In this study, the effectiveness of various de-inking methods in removing printing ink from flexible plastic packaging was investigated. The results provide a reference for developing de-inkable printing ink for plastic packaging and new detergent formulations for de-inking applications. It was observed that the type of pigment used in printing ink has a minimal impact on the de-inking efficiency, with the exception of carbon black (PBk 7). Among the binders tested, the single-layered NC binder demonstrated high de-inking efficiency when moderately heated (55 °C) and combined with 1 wt.% NaOH. It was even partially de-inkable under cold-washing conditions. Overprint varnishes can also be removed through de-inking processes if they have only moderate crosslinking. If crosslinked overprint varnishes are required for packaging design purposes, the development of a de-inkable system is recommended..

The optimal surfactants for de-inking should possess a hydrophilic–lipophilic balance (HLB) value ranging between 7 and 9. To advance surfactant development, it is essential to prioritize high ink detachment efficiency at approximately 40 °C, moderate HLB values (7–9), low toxicity, and biodegradability.

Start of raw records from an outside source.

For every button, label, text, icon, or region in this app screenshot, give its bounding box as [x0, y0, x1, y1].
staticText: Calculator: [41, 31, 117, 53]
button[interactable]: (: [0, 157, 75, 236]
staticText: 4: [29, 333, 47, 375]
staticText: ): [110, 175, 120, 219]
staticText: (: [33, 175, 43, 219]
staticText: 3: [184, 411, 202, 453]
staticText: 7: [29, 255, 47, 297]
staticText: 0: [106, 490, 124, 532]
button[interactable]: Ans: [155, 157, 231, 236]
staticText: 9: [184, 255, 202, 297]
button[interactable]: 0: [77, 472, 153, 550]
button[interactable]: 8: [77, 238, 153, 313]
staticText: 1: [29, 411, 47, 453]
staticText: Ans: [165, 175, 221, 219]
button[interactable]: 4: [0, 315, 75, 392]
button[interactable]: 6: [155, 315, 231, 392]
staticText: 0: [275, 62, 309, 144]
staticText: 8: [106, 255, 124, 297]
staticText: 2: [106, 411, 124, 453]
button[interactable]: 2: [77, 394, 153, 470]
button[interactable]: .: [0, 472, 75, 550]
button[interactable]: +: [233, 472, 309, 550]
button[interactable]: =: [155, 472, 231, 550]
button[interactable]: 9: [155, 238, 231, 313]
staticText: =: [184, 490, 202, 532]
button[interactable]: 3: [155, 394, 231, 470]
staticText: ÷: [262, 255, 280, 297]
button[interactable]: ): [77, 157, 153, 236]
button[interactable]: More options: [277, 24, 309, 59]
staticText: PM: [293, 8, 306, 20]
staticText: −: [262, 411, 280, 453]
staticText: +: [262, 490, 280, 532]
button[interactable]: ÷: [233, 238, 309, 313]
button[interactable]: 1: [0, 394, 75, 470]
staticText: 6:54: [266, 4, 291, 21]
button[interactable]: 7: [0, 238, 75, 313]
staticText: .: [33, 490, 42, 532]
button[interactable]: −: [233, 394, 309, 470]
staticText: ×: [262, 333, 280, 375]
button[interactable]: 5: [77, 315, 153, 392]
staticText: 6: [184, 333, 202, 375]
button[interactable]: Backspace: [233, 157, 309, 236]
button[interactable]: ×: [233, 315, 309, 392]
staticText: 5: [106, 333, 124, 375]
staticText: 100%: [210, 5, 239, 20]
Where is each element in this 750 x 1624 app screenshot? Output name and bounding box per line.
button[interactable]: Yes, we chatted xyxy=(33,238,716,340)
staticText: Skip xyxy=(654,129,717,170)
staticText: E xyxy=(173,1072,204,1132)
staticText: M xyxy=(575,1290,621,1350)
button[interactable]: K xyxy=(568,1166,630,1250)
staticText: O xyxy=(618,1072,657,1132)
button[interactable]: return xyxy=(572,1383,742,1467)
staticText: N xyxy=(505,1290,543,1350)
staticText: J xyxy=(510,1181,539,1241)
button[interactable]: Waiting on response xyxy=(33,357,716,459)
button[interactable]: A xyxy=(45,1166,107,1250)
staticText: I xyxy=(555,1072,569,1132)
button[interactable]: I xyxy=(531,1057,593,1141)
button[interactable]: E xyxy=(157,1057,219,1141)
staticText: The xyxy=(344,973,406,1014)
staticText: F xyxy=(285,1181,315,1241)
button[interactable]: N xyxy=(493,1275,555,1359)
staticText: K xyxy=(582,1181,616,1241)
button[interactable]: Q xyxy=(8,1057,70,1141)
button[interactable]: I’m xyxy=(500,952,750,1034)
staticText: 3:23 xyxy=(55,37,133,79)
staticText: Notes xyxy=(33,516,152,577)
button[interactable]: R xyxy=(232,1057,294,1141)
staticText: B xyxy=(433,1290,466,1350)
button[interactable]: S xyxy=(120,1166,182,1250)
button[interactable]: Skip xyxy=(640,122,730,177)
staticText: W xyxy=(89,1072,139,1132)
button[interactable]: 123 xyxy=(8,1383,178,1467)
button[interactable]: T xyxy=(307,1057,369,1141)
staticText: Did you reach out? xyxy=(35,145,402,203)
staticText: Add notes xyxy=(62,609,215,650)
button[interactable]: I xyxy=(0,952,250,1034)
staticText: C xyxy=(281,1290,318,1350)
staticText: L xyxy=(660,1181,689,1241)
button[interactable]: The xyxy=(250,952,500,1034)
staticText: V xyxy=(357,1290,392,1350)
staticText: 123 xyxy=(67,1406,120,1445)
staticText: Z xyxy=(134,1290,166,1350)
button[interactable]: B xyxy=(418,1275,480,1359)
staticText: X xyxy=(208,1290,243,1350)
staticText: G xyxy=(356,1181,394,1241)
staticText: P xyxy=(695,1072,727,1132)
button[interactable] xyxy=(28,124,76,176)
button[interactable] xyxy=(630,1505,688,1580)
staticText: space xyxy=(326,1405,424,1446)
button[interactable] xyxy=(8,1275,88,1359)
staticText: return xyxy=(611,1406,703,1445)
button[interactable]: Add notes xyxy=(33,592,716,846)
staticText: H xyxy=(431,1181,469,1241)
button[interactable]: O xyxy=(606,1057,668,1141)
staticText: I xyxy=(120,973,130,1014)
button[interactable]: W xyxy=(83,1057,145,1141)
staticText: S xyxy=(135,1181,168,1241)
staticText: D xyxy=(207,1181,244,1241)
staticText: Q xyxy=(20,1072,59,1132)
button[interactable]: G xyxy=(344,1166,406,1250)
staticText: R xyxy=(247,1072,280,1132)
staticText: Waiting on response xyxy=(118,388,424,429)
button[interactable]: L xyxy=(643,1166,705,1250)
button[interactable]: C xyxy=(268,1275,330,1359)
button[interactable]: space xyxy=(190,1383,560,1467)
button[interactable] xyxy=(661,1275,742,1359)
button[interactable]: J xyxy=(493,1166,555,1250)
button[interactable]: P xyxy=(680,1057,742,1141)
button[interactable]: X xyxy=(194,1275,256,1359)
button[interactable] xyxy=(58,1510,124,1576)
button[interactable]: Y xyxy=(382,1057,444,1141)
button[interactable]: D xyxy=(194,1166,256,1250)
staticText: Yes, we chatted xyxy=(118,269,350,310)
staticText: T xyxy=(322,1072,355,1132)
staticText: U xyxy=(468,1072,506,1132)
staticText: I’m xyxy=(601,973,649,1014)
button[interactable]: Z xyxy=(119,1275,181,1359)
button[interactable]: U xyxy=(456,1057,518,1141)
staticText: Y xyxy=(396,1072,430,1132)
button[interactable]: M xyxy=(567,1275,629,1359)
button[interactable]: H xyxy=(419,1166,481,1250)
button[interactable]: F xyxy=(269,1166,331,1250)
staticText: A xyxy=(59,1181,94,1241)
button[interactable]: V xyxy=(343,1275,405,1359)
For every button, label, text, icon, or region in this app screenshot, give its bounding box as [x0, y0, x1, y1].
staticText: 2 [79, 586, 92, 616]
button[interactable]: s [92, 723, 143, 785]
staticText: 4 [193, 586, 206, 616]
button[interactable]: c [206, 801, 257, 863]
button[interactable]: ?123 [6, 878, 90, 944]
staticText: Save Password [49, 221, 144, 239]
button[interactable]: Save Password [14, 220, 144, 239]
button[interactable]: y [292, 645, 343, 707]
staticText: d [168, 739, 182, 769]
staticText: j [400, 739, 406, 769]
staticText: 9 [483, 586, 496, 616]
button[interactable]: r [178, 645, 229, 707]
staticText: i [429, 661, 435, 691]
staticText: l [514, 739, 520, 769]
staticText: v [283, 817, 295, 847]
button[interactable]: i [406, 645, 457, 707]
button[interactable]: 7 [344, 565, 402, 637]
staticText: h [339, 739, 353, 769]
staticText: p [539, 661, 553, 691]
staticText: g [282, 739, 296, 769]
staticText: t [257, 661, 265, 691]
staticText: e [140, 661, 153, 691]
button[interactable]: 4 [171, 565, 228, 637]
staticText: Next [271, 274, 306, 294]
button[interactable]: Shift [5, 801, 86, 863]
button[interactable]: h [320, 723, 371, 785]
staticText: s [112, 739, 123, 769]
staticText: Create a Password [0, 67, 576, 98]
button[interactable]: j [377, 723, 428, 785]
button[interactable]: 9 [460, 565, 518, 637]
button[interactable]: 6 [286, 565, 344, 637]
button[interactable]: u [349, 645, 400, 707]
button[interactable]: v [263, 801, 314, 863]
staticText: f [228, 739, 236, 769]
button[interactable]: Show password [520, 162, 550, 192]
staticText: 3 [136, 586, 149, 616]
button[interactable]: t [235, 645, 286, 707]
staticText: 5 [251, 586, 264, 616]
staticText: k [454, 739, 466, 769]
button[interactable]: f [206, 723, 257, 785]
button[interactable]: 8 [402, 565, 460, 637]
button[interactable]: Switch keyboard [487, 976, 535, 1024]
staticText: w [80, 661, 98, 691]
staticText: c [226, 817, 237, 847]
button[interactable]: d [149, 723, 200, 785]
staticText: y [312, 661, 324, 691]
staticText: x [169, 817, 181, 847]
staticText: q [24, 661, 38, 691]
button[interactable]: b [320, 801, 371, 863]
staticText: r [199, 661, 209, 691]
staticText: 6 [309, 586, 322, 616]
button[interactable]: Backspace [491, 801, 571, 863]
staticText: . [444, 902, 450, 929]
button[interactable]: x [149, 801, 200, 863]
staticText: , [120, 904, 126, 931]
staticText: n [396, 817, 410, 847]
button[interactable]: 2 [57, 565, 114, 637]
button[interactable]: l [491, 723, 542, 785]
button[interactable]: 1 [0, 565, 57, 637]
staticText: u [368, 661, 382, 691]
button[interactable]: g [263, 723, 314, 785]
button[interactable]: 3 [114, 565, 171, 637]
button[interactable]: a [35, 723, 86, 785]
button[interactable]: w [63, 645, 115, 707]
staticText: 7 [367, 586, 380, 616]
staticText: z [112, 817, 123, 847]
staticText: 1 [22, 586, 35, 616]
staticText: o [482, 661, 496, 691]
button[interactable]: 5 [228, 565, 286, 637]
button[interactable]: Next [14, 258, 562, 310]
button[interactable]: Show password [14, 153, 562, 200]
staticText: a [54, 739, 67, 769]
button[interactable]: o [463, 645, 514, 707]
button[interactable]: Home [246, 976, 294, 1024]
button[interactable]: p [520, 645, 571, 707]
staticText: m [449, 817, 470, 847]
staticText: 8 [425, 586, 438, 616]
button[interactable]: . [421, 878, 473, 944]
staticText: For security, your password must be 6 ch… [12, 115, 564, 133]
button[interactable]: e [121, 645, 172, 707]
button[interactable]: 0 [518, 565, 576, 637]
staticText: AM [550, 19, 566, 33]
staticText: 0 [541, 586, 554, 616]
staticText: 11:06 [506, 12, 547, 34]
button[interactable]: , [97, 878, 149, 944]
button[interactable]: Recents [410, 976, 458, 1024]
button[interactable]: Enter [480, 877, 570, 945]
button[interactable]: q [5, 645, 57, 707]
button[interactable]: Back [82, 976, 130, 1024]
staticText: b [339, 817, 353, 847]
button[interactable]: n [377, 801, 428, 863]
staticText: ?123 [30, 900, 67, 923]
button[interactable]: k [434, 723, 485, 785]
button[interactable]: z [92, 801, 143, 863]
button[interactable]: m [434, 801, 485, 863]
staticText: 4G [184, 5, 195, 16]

Furthermore, investigating the best combination of various surfactants to enhance the de-inking performance is encouraged. Sodium hydroxide (NaOH) is a critical component in the de-inking process, as it imparts a negative charge to the binder surface, facilitating surfactant adsorption. Regarding de-inking mechanisms, detergent washing is the primary mechanism for non-crosslinked binder systems, while alkaline hydrolysis is the predominant mechanism for crosslinked systems.

However, this study has several limitations: (a) experiments were conducted on a laboratory scale, without considering the full recycling process, including friction washing, centrifugation, and rinsing; (b) there is no straightforward method for quantitatively measuring the bonding force between printing ink and plastic or the detachment force of surfactant micelles; (c) the potential interactions between printing inks of different compositions have not been explored, which could be an issue when scaling up the process.